Twilight, not bright nor dark, good nor bad.
Anyways who authored the dead sea scrolls?

Does anyone know, or is it speculative?

Also Kudos for studying things for yourself @Riders . You made some observations I hadn't considered before. I always felt the Bible based on the scrolls was something that was not as people claimed it was. I'm convinced it's a redacted work over time with little or no basis to go on. Other than it being a great archeological discovery, I don't think it's ever been fully compiled and translated to warrant anything past being a window in time personally.
 

Akivah

Well-Known Member
Read this also from the dead sea scrolls. The Jewish folks original had twin Messiahs not Jesus.

The Hebrew word for Messiah is defined as "anointed one". There are many messiahs in the Hebrew bible. Every judge and king was anointed.

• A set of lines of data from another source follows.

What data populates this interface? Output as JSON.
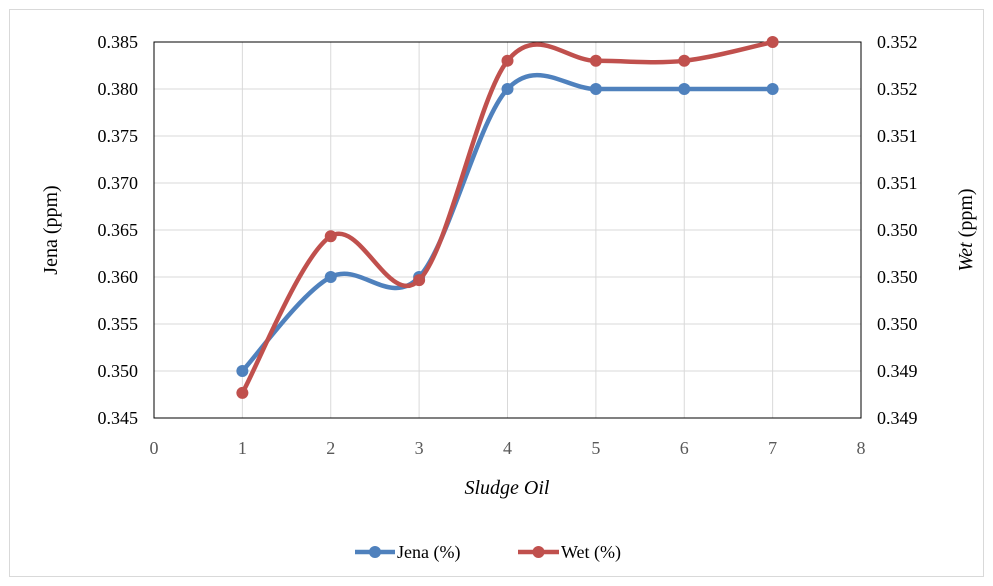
{
  "chart_data": {
    "type": "line",
    "smooth": true,
    "x": [
      1,
      2,
      3,
      4,
      5,
      6,
      7
    ],
    "xlabel": "Sludge Oil",
    "xlim": [
      0,
      8
    ],
    "xticks": [
      "0",
      "1",
      "2",
      "3",
      "4",
      "5",
      "6",
      "7",
      "8"
    ],
    "ylabel": "Jena (ppm)",
    "ylim": [
      0.345,
      0.385
    ],
    "yticks": [
      "0.345",
      "0.350",
      "0.355",
      "0.360",
      "0.365",
      "0.370",
      "0.375",
      "0.380",
      "0.385"
    ],
    "y2label": "Wet (ppm)",
    "y2label_italic_part": "Wet",
    "y2label_rest": " (ppm)",
    "y2lim": [
      0.349,
      0.352
    ],
    "y2ticks": [
      "0.349",
      "0.349",
      "0.350",
      "0.350",
      "0.350",
      "0.351",
      "0.351",
      "0.352",
      "0.352"
    ],
    "grid": true,
    "legend_position": "bottom",
    "series": [
      {
        "name": "Jena (%)",
        "axis": "left",
        "color": "#4F81BD",
        "values": [
          0.35,
          0.36,
          0.36,
          0.38,
          0.38,
          0.38,
          0.38
        ]
      },
      {
        "name": "Wet (%)",
        "axis": "right",
        "color": "#C0504D",
        "values": [
          0.3492,
          0.35045,
          0.3501,
          0.35185,
          0.35185,
          0.35185,
          0.352
        ]
      }
    ]
  }
}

The word for jesus doesn't appear even once in the Hebrew bible, so that whole matter is irrelevant to us.
 

roger1440

I do stuff
The Dead Sea Scrolls where not complete when the translation occurred. The ones doing the translations filled in what they thought were proper to complete the works. Did you ever hear of the Lost Books of Eden? This IMO is one the greatest "companions" to the Bible. It answered many questions for me in which the Bible raised to mind.
Rumor has it that there are more Dead Sea Scrolls in private collections.
 

Milton Platt

Well-Known Member
I was trying to find oldest living bible again but brought this up the dead sea scrolls. According tot his article our bible is not the same as dead sea scrolls either. Dead sea scrolls says there were different groups different religions in the bible.

This is an excerpt.
The texts are of great historical, religious, and linguistic significance because they include the third oldest known surviving manuscripts of works later included in the Hebrew Bible canon, along with deuterocanonical and extra-biblical manuscripts which preserve evidence of the diversity of religious thought in late Second Temple Judaism. Biblical text older than the Dead Sea Scrolls has been discovered only in two silver scroll-shaped amulets containing portions of the Priestly Blessing from the Book of Numbers, excavated in Jerusalem at Ketef Hinnom and dated c. 600 BCE. A piece of Leviticus housed in a synagogue burnt in the 6th century CE analyzed in 2015 was found to be the fourth-oldest piece of the Torah known to exist.[5]

Most of the texts are written in Hebrew, with some in Aramaic (in different regional dialects, including Nabataean), and a few in Greek.[6] If discoveries from the Judean desert are included, Latin (from Masada) and Arabic (from Khirbet al-Mird) can be added.[7] Most texts are written on parchment, some on papyrus, and one on copper

What is a "living" bible?
 

Jayhawker Soule

-- untitled --
Premium Member
What is the point of this thread? There are more than a few scholarly reviews of the DSS for those seriously interested in the matter. For the remainder - those seeking to pawn off the collection as some coherent canon of new and improved scripture - such scholarship will prove both tedious and worthless.